(Rainbow Tobacco president Robbie Dickson overseas an employee at this cigarette manufacturing plant in Kahnawake. APTN/Photo)
By Jorge Barrera
APTN National News
The president of a Kahnawake tobacco company facing charges in Alberta over the seizure of 16 million cigarettes from a First Nation community says he’s unfazed by the development and plans to continue a push to establish a distribution network throughout western Canadian First Nations.
Robbie Dickson, president of Rainbow Tobacco which is based in the Mohawk community of Kahnawake near Montreal, called the charges another attempt by a government to undercut First Nations attempts to spur economic growth.
“The First Nations in the three western provinces are suffering from 90 per cent unemployment and the provincial governments are…committing economic genocide by trying to prevent this endeavour,” said Dickson. “How can they have to gall to think they have the right to govern us on our territories, which are federally administered and are sovereign nations?”
The Alberta Gaming and Liquor Commission announced Friday that four people had been charged in connection with the January seizure of nearly 16 million Rainbow Tobacco cigarettes from a storage building on the Montana First Nation near Wetaskiwin, Alta.
Montana First Nation Chief Carolyn Buffalo and Dickson each face charges of allegedly storing cigarettes not marked for sale in Alberta and for allegedly being in possession of more than 1,000 cigarettes.
Dickson is also charged with allegedly importing cigarettes without a license into Alberta.
All the charges were laid under the Alberta Tobacco Act.
Convictions could lead to millions of dollars in fines and jail time.
The case is expected to eventually reach the Supreme Court of Canada.
Buffalo said she expected the charges and planned to fight them to the end.
“It is more aggravating than anything,” said Buffalo. “It is not a surprise, nor unexpected. We knew that they had to do something.”
Buffalo said the charges show how committed the Alberta government is to subverting Aboriginal rights in the oil-rich province.
“The Alberta government is really…doing everything they can to eradicate our rights, be they treaty rights, inherent rights,” said Buffalo. “They are trying to claim as much ownership of lands and resources as theirs…they don’t care about our rights.”

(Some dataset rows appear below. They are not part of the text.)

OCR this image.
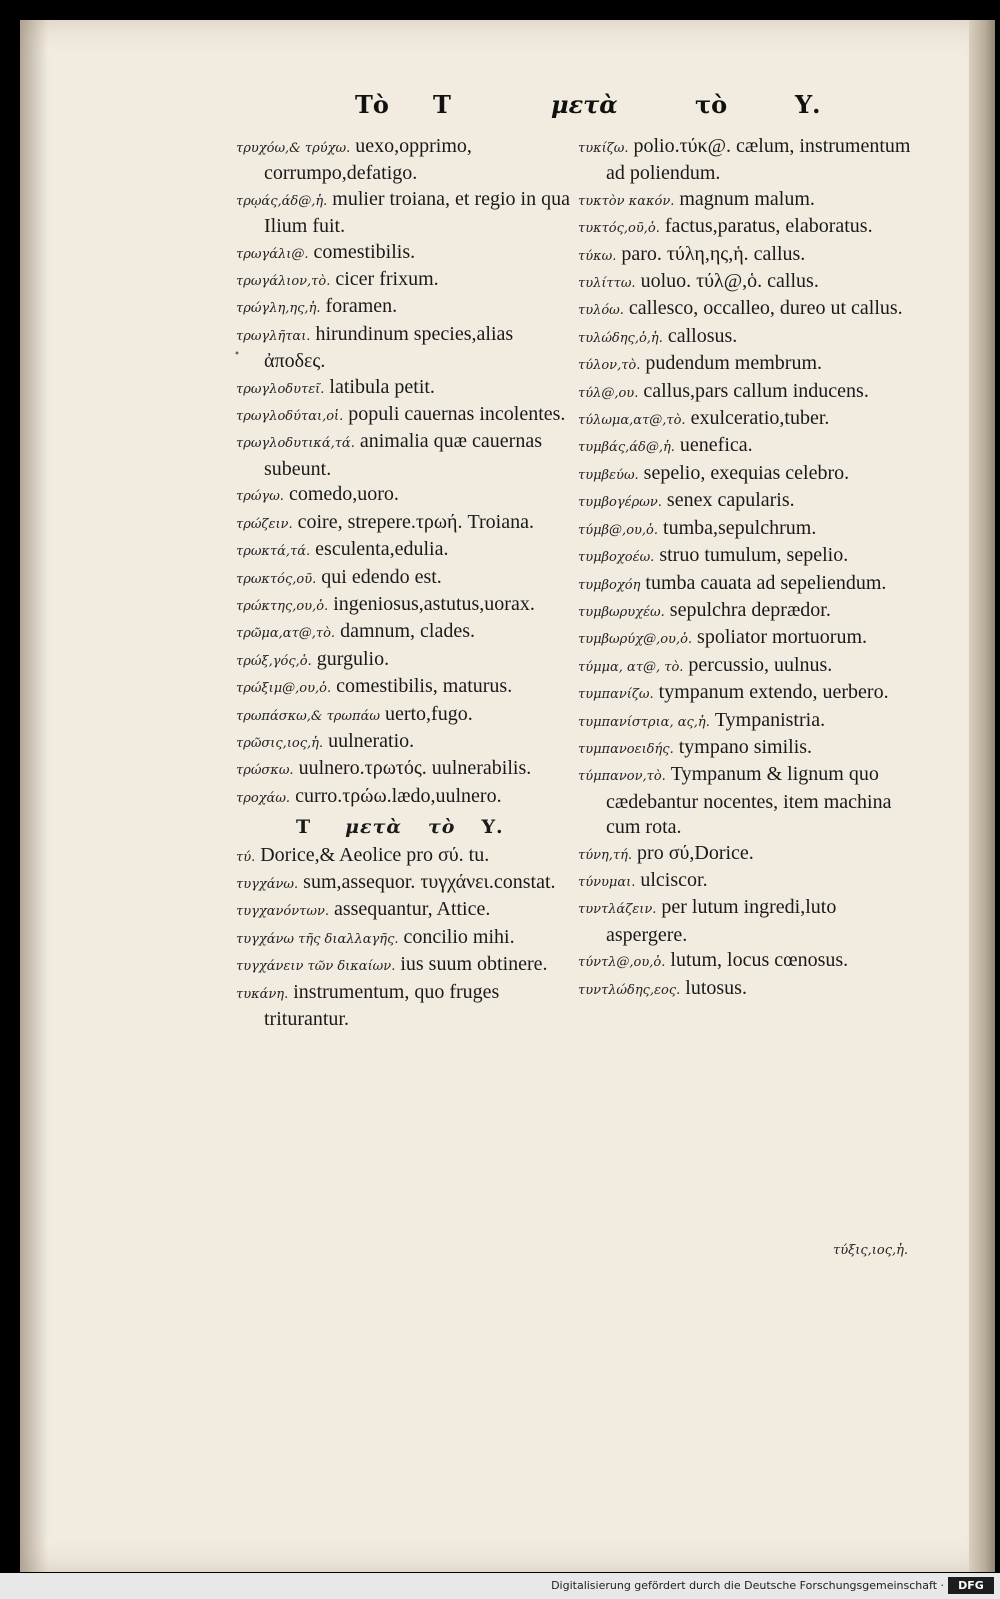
Τὸ Τ	μετὰ	τὸ	Υ.
•

τρυχόω,& τρύχω. uexo,opprimo, corrumpo,defatigo.

τρῳάς,άδ@,ἡ. mulier troiana, et regio in qua Ilium fuit.

τρωγάλι@. comestibilis.

τρωγάλιον,τὸ. cicer frixum.

τρώγλη,ης,ἡ. foramen.

τρωγλῆται. hirundinum species,alias ἀποδες.

τρωγλοδυτεῖ. latibula petit.

τρωγλοδύται,οἱ. populi cauernas incolentes.

τρωγλοδυτικά,τά. animalia quæ cauernas subeunt.

τρώγω. comedo,uoro.

τρώζειν. coire, strepere.τρωή. Troiana.

τρωκτά,τά. esculenta,edulia.

τρωκτός,οῦ. qui edendo est.

τρώκτης,ου,ὁ. ingeniosus,astutus,uorax.

τρῶμα,ατ@,τὸ. damnum, clades.

τρώξ,γός,ὁ. gurgulio.

τρώξιμ@,ου,ὁ. comestibilis, maturus.

τρωπάσκω,& τρωπάω uerto,fugo.

τρῶσις,ιος,ἡ. uulneratio.

τρώσκω. uulnero.τρωτός. uulnerabilis.

τροχάω. curro.τρώω.lædo,uulnero.

Τ μετὰ τὸ Υ.

τύ. Dorice,& Aeolice pro σύ. tu.

τυγχάνω. sum,assequor. τυγχάνει.constat.

τυγχανόντων. assequantur, Attice.

τυγχάνω τῆς διαλλαγῆς. concilio mihi.

τυγχάνειν τῶν δικαίων. ius suum obtinere.

τυκάνη. instrumentum, quo fruges triturantur.

τυκίζω. polio.τύκ@. cælum, instrumentum ad poliendum.

τυκτὸν κακόν. magnum malum.

τυκτός,οῦ,ὁ. factus,paratus, elaboratus.

τύκω. paro. τύλη,ης,ἡ. callus.

τυλίττω. uoluo. τύλ@,ὁ. callus.

τυλόω. callesco, occalleo, dureo ut callus.

τυλώδης,ὁ,ἡ. callosus.

τύλον,τὸ. pudendum membrum.

τύλ@,ου. callus,pars callum inducens.

τύλωμα,ατ@,τὸ. exulceratio,tuber.

τυμβάς,άδ@,ἡ. uenefica.

τυμβεύω. sepelio, exequias celebro.

τυμβογέρων. senex capularis.

τύμβ@,ου,ὁ. tumba,sepulchrum.

τυμβοχοέω. struo tumulum, sepelio.

τυμβοχόη tumba cauata ad sepeliendum.

τυμβωρυχέω. sepulchra deprædor.

τυμβωρύχ@,ου,ὁ. spoliator mortuorum.

τύμμα, ατ@, τὸ. percussio, uulnus.

τυμπανίζω. tympanum extendo, uerbero.

τυμπανίστρια, ας,ἡ. Tympanistria.

τυμπανοειδής. tympano similis.

τύμπανον,τὸ. Tympanum & lignum quo cædebantur nocentes, item machina cum rota.

τύνη,τή. pro σύ,Dorice.

τύνυμαι. ulciscor.

τυντλάζειν. per lutum ingredi,luto aspergere.

τύντλ@,ου,ὁ. lutum, locus cœnosus.

τυντλώδης,εος. lutosus.

τύξις,ιος,ἡ.
Digitalisierung gefördert durch die Deutsche Forschungsgemeinschaft ·	DFG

The Alberta government claimed it stood to lose $3 million in tax revenue from the sale of the cigarettes.
Rainbow Tobacco, however, paid federal excise taxes on the cigarettes which were marked “Canada, Duty Paid.”
Rainbow Tobacco, which is federally licensed, pays hundreds of thousands of dollars a year to the federal government on cigarettes they produce.
Two other people were also charged.
Dwayne Ouimet, a listed partner of Rainbow Tobacco, was charged with importing cigarettes without a license, storing tobacco products not marked for sale in Alberta and for being in possession of more than 1,000 cigarettes.
Jason Lucas, of Edmonton, was charged with importing cigarettes into the province without a license.
A spokesperson for the Alberta Gaming and Liquor Commission alleged Lucas was involved in bringing in the cigarette shipment to Montana.
Dickson said provincial governments have no grounds to interfere with trade between First Nations communities on a product that is federally licensed. The federal government is responsible for First Nations communities.
Dickson said he believed the charges came in response to a $1.449 million lawsuit launched by his company and Montana First Nation over the seizure. The lawsuit claims damages for lost business revenue and defamation.
“It is the only way they can hold on to our cigarettes,” said Dickson.
Despite the January seizure of their product, Rainbow Tobacco continued to push ahead with its plans to establish a reserve-based distribution network in western Canada spanning from Saskatchewan to British Columbia.
Dickson said two Saskatchewan First Nations are currently studying passing their own tobacco bylaws to avoid provincial taxes and sell Rainbow Tobacco products in the communities.
Dickson also gave a presentation to Alberta chiefs earlier this year.
Saskatchewan and British Columbia authorities have seized smaller Rainbow Tobacco cigarette shipments since the January raid. No charges have yet been laid in connection with those seizures.
A court date is tentatively set for June 23 in Wetaskiwin, Alta.